Oh, hmm... I must be an asker.

I've done a lifetime of code review over the last decade. Let me tell you, the number times I have asked what I assumed were simple yes/no questions like "Would it make sense to do X?" or even "Why did we do it this way?" in cases where I'm looking for a discussion and it's been taken as a call to action is just wild.

They're competent developers, I just want to understand the code and the context behind it. I want to understand what their thoughts were while building it. Yet so many times a simple question like "Why X and not Y?" results in the person whose code I am reviewing going ahead and refactoring the entire PR without return comment, or in rare cases getting angry with the question. We actually had a DBA with a history of flying off the handle over simple questions but from what I've heard this is common among DBAs? He eventually got let go over it.

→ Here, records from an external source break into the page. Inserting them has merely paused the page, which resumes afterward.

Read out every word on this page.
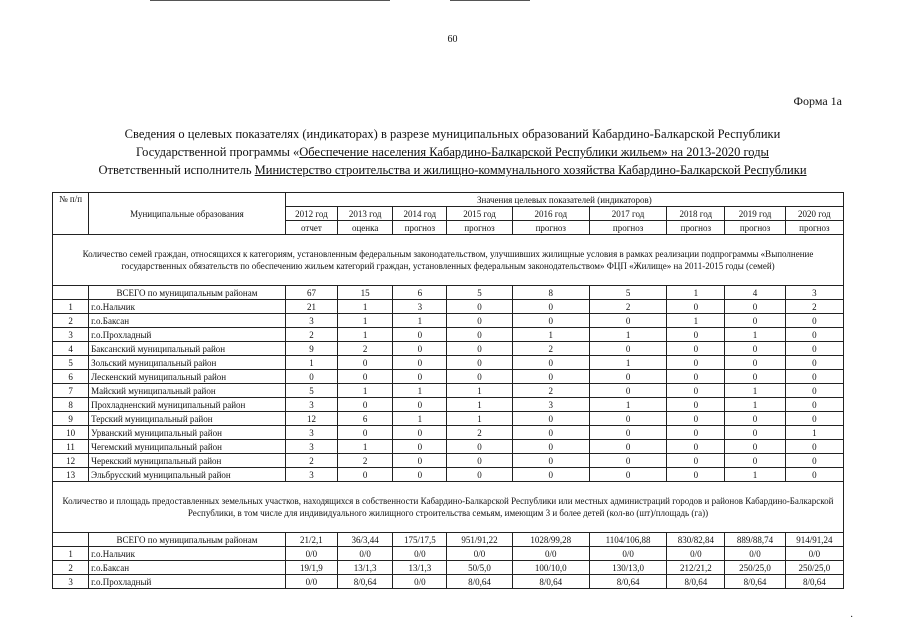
60
Форма 1а
Сведения о целевых показателях (индикаторах) в разрезе муниципальных образований Кабардино-Балкарской Республики
Государственной программы «Обеспечение населения Кабардино-Балкарской Республики жильем» на 2013-2020 годы
Ответственный исполнитель Министерство строительства и жилищно-коммунального хозяйства Кабардино-Балкарской Республики
№ п/п	Муниципальные образования	Значения целевых показателей (индикаторов)								
		2012 год	2013 год	2014 год	2015 год	2016 год	2017 год	2018 год	2019 год	2020 год
		отчет	оценка	прогноз	прогноз	прогноз	прогноз	прогноз	прогноз	прогноз
Количество семей граждан, относящихся к категориям, установленным федеральным законодательством, улучшивших жилищные условия в рамках реализации подпрограммы «Выполнение государственных обязательств по обеспечению жильем категорий граждан, установленных федеральным законодательством» ФЦП «Жилище» на 2011-2015 годы (семей)										
	ВСЕГО по муниципальным районам	67	15	6	5	8	5	1	4	3
1	г.о.Нальчик	21	1	3	0	0	2	0	0	2
2	г.о.Баксан	3	1	1	0	0	0	1	0	0
3	г.о.Прохладный	2	1	0	0	1	1	0	1	0
4	Баксанский муниципальный район	9	2	0	0	2	0	0	0	0
5	Зольский муниципальный район	1	0	0	0	0	1	0	0	0
6	Лескенский муниципальный район	0	0	0	0	0	0	0	0	0
7	Майский муниципальный район	5	1	1	1	2	0	0	1	0
8	Прохладненский муниципальный район	3	0	0	1	3	1	0	1	0
9	Терский муниципальный район	12	6	1	1	0	0	0	0	0
10	Урванский муниципальный район	3	0	0	2	0	0	0	0	1
11	Чегемский муниципальный район	3	1	0	0	0	0	0	0	0
12	Черекский муниципальный район	2	2	0	0	0	0	0	0	0
13	Эльбрусский муниципальный район	3	0	0	0	0	0	0	1	0
Количество и площадь предоставленных земельных участков, находящихся в собственности Кабардино-Балкарской Республики или местных администраций городов и районов Кабардино-Балкарской Республики, в том числе для индивидуального жилищного строительства семьям, имеющим 3 и более детей (кол-во (шт)/площадь (га))										
	ВСЕГО по муниципальным районам	21/2,1	36/3,44	175/17,5	951/91,22	1028/99,28	1104/106,88	830/82,84	889/88,74	914/91,24
1	г.о.Нальчик	0/0	0/0	0/0	0/0	0/0	0/0	0/0	0/0	0/0
2	г.о.Баксан	19/1,9	13/1,3	13/1,3	50/5,0	100/10,0	130/13,0	212/21,2	250/25,0	250/25,0
3	г.о.Прохладный	0/0	8/0,64	0/0	8/0,64	8/0,64	8/0,64	8/0,64	8/0,64	8/0,64
·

If I wanted you to change it, I would have said so. My question is not wrapped up in insinuation or hidden intent. It's a question I want the answer to. There are no layers to the meaning. I basically never mean anything I do not explicitly say.

I have gotten so frustrated with this that I have started specifying "You can say no", "I'm just trying to understand the thought process", or "I'm just curious, no need to change it". Things I still feel like I shouldn't have to tell another person with an engineering mindset, especially someone with many years of experience.